Hazret-i Ali (r.a.) sevinçle yerinden kalkarak Resûlüllah (Sallallahu Aleyhi Vesellem) Efendimiz'in yanlarına gider ve önceki suâli yukardaki gibi cevaplandırır. Resûlüllah (Sallallahu Aleyhi Vesellem) Efendimiz, bu cevabın Hz. Fâtıma'dan olduğunu îmâ ederek tebessümle,


— Ey Ali, bu sözler senin değil; ancak Peygamber ağacının dalından toplanmış meyvelerdir, buyurur.

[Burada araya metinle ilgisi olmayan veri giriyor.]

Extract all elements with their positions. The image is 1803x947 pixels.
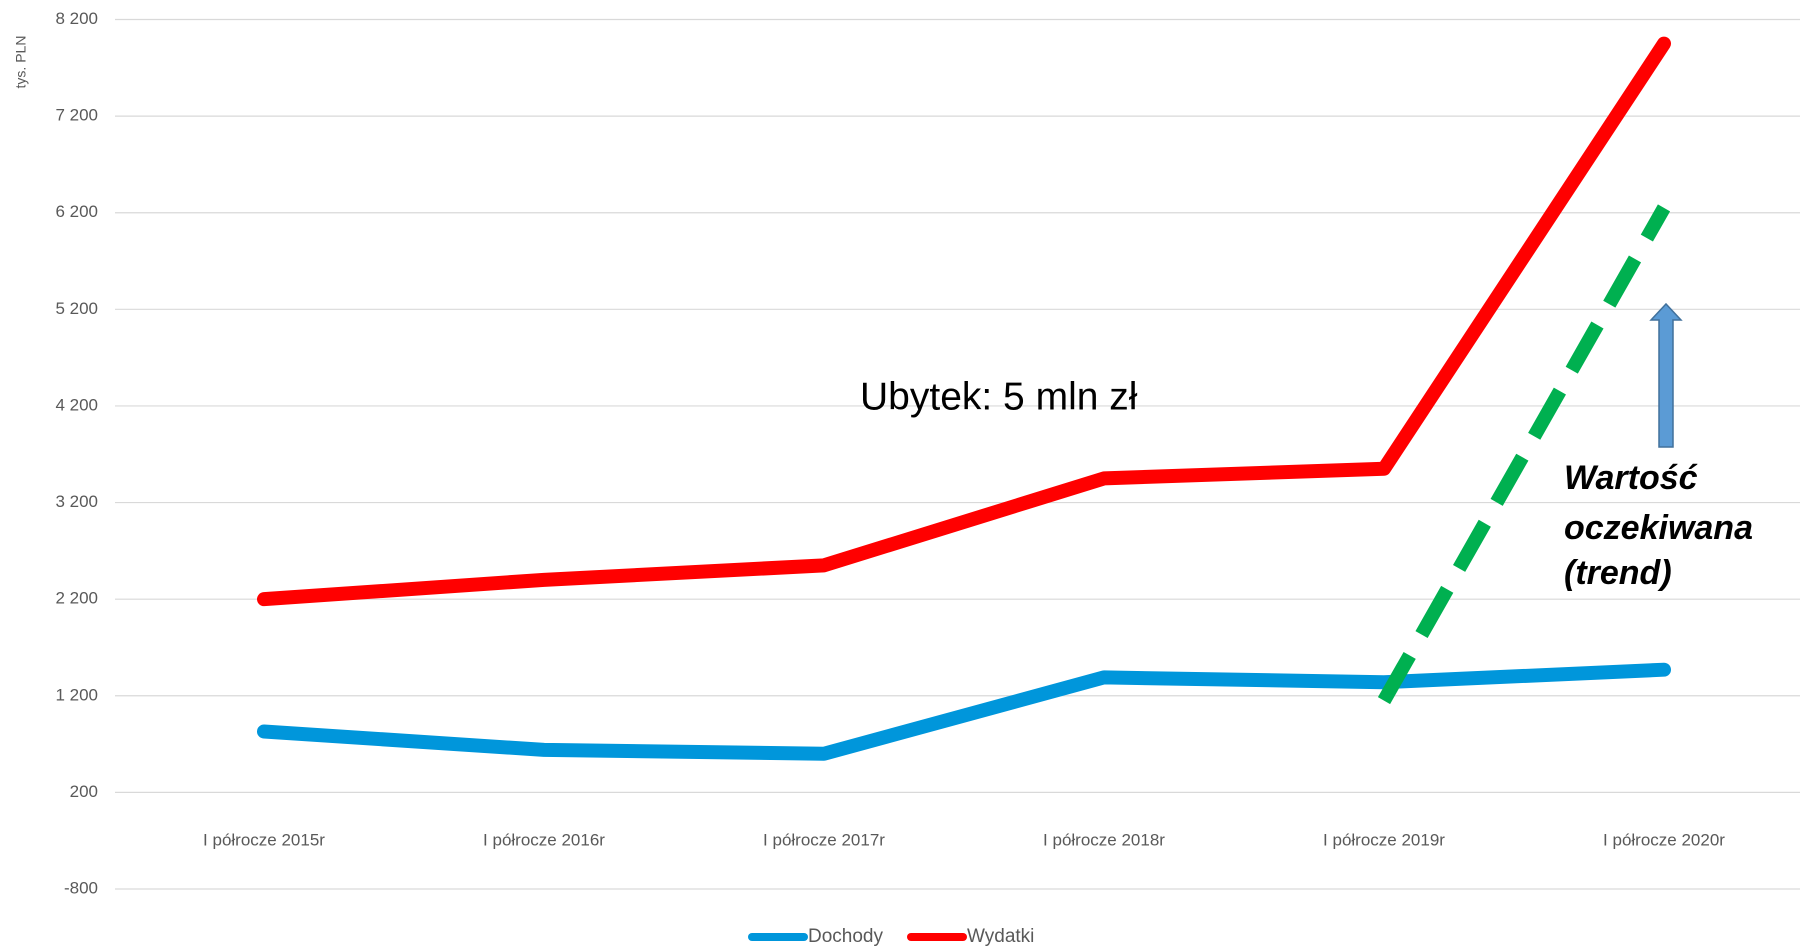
x-tick-label: I półrocze 2019r — [1323, 830, 1445, 849]
arrow — [1649, 302, 1683, 448]
trend-label-line: Wartość — [1564, 459, 1698, 497]
y-axis-label: tys. PLN — [13, 36, 29, 89]
line — [257, 36, 1671, 607]
legend: Dochody Wydatki — [748, 926, 1034, 947]
legend-label: Dochody — [808, 926, 883, 947]
plot: -800 200 1 200 2 200 3 200 4 200 5 200 6 200 7 2… — [55, 9, 1800, 897]
trend-label-line: (trend) — [1564, 554, 1672, 592]
legend-label: Wydatki — [967, 926, 1034, 947]
x-tick-label: I półrocze 2017r — [763, 830, 885, 849]
y-tick-label: -800 — [64, 878, 98, 897]
trend-label: Wartość oczekiwana (trend) — [1564, 459, 1753, 592]
y-tick-label: 200 — [70, 782, 98, 801]
x-tick-label: I półrocze 2015r — [203, 830, 325, 849]
x-tick-label: I półrocze 2018r — [1043, 830, 1165, 849]
y-tick-label: 2 200 — [55, 589, 98, 608]
y-tick-label: 3 200 — [55, 492, 98, 511]
y-tick-label: 7 200 — [55, 106, 98, 125]
y-tick-label: 5 200 — [55, 299, 98, 318]
x-tick-label: I półrocze 2016r — [483, 830, 605, 849]
y-tick-label: 8 200 — [55, 9, 98, 28]
trend-line — [1377, 204, 1671, 705]
trend-label-line: oczekiwana — [1564, 509, 1753, 547]
y-tick-label: 1 200 — [55, 685, 98, 704]
x-tick-label: I półrocze 2020r — [1603, 830, 1725, 849]
y-tick-label: 4 200 — [55, 395, 98, 414]
annotation: Ubytek: 5 mln zł — [860, 375, 1138, 418]
line — [257, 662, 1671, 761]
y-tick-label: 6 200 — [55, 202, 98, 221]
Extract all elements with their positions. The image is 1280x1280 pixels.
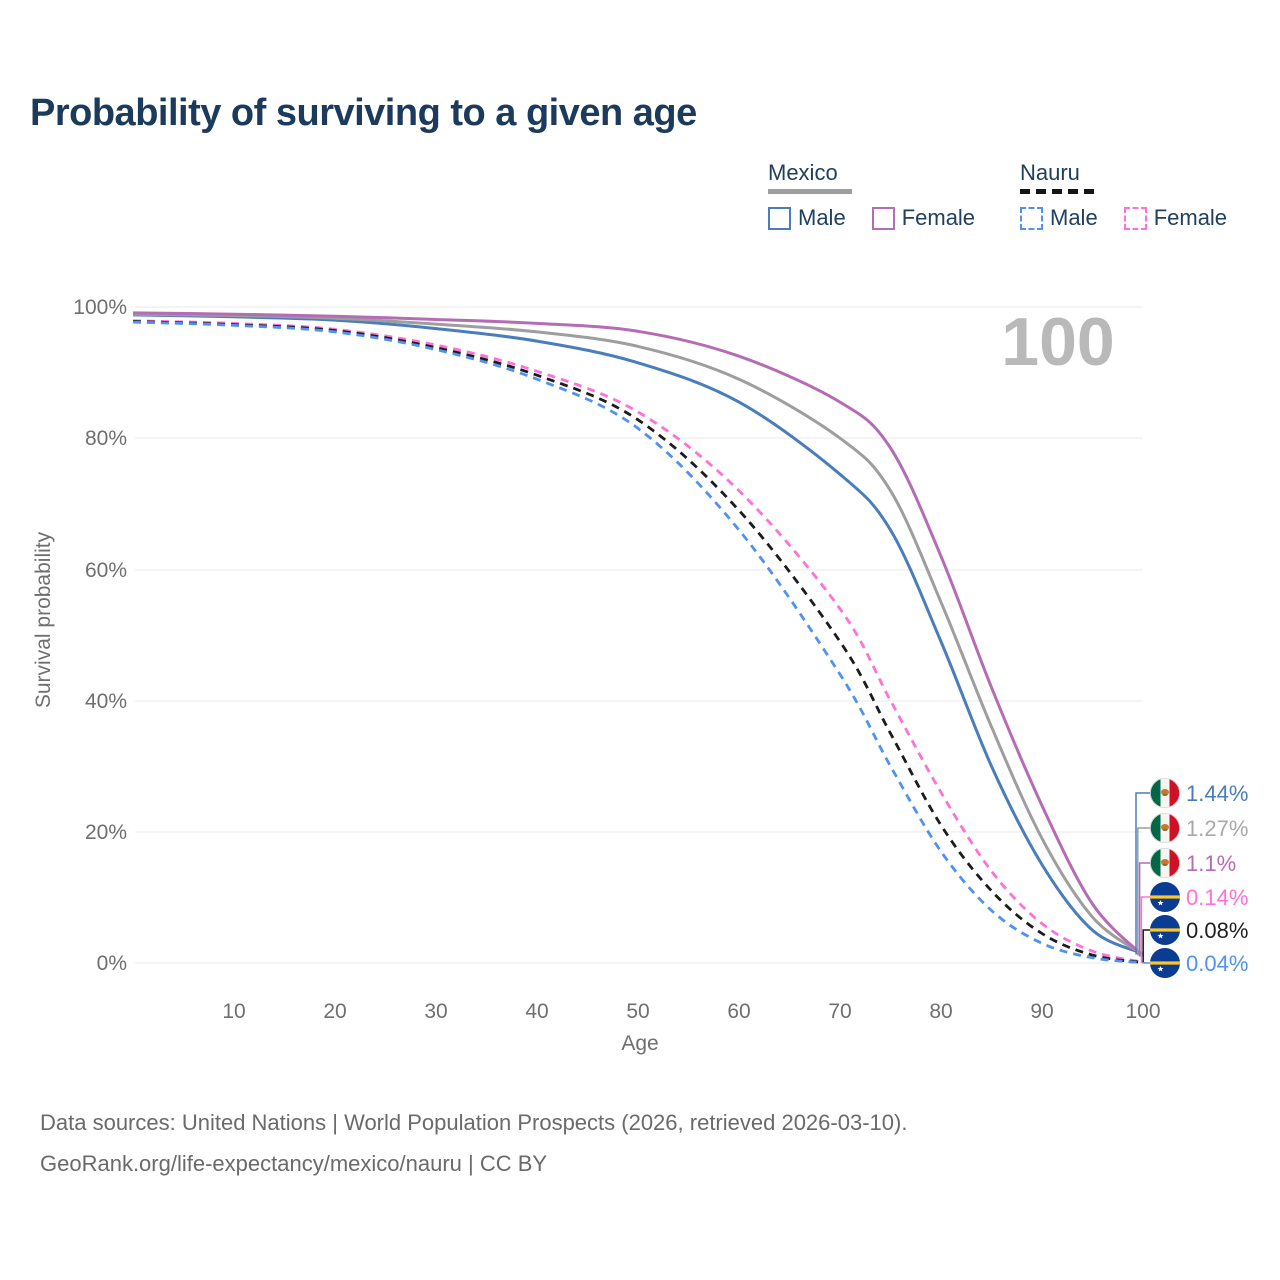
- y-tick-label: 100%: [73, 296, 127, 319]
- curve-nauru-both[interactable]: [132, 320, 1144, 964]
- legend-item-mexico-male[interactable]: Male: [768, 205, 846, 231]
- x-axis: 10 20 30 40 50 60 70 80 90 100: [222, 1000, 1160, 1023]
- legend-group-nauru: Nauru Male Female: [1020, 160, 1227, 231]
- leader-line-nauru-both: [1142, 929, 1150, 964]
- mexico-flag-icon: [1150, 813, 1180, 843]
- nauru-male-swatch-icon: [1020, 206, 1043, 230]
- y-tick-label: 20%: [85, 821, 127, 844]
- legend-label: Male: [798, 205, 846, 230]
- curve-nauru-male[interactable]: [132, 320, 1144, 965]
- data-source-line: Data sources: United Nations | World Pop…: [40, 1110, 908, 1135]
- survival-curves: [132, 311, 1145, 965]
- y-tick-label: 0%: [97, 952, 127, 975]
- nauru-line-style-sample: [1020, 189, 1096, 194]
- legend-item-nauru-female[interactable]: Female: [1123, 205, 1228, 231]
- y-tick-label: 80%: [85, 427, 127, 450]
- x-tick-label: 20: [323, 1000, 346, 1023]
- gridlines: [135, 306, 1143, 964]
- curve-mexico-male[interactable]: [132, 313, 1144, 955]
- legend-label: Female: [901, 205, 976, 230]
- legend-label: Female: [1153, 205, 1228, 230]
- y-axis: 100% 80% 60% 40% 20% 0%: [73, 296, 127, 975]
- y-axis-title: Survival probability: [32, 531, 55, 708]
- page-title: Probability of surviving to a given age: [30, 92, 697, 134]
- x-tick-label: 90: [1030, 1000, 1053, 1023]
- x-axis-title: Age: [621, 1032, 658, 1055]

(Kaynak: İslam ve İnsanlık Tarihinde Ünlü Dörtler / M. Edip Gökbakan)

 

 

02) HELVA

Gavsü'l-âzâm Abdülkâdîr Geylânî hazretlerine hizmet edenlerden biri, Hazreti Gavs'ın cemâlli bir zamanında huzûr-ı seniyyelerine çıkarak:
— Efendim! Cenâb-ı Hakk zâtınıza kudretinin tasarrufunu bahsetmiştir. Onun için istediğiniz kimselere nazar-ı âlîniz ile bir çok rütbeler veriyorsunuz. Ben de size epey hizmet ettim, bana hâlâ birşey ihsan etmediniz niyaz ediyorum... demiş.

Hazreti Gavs:
— «Pekâlâ, bugün bir helva pişir de bakalım kudret neler ihsan eder,

senin de gönlün olsun!..» buyurmuşlar.

Adamcağız:
— «Başüstüne» diye sevinerek helvayı pişirmeye başlamış.
O esnada Hindistan'dan bir heyet geliyor, Hazreti Gavs'a arz-ı ubûdiyyet ettikten sonra:

— Efendimiz! Hükümdarımız öldü, bize bir hükümdar göstermenizi niyaza
geldik... diyorlar.

Hazreti Gavs, helva pişiren adamını çağırarak:
— «Nasıl... Hind padişahlığını kabul eder misin?» diyor.

Adamcağız pür neş'e:
«Aman efendim, ihsan buyurdunuz» diye can atarak sevinirken, Hazreti Gavs:
— «Yalnız seni şu şart ile oraya padişah yapıyorum, ne kazanırsan yarı yarıya olacak.»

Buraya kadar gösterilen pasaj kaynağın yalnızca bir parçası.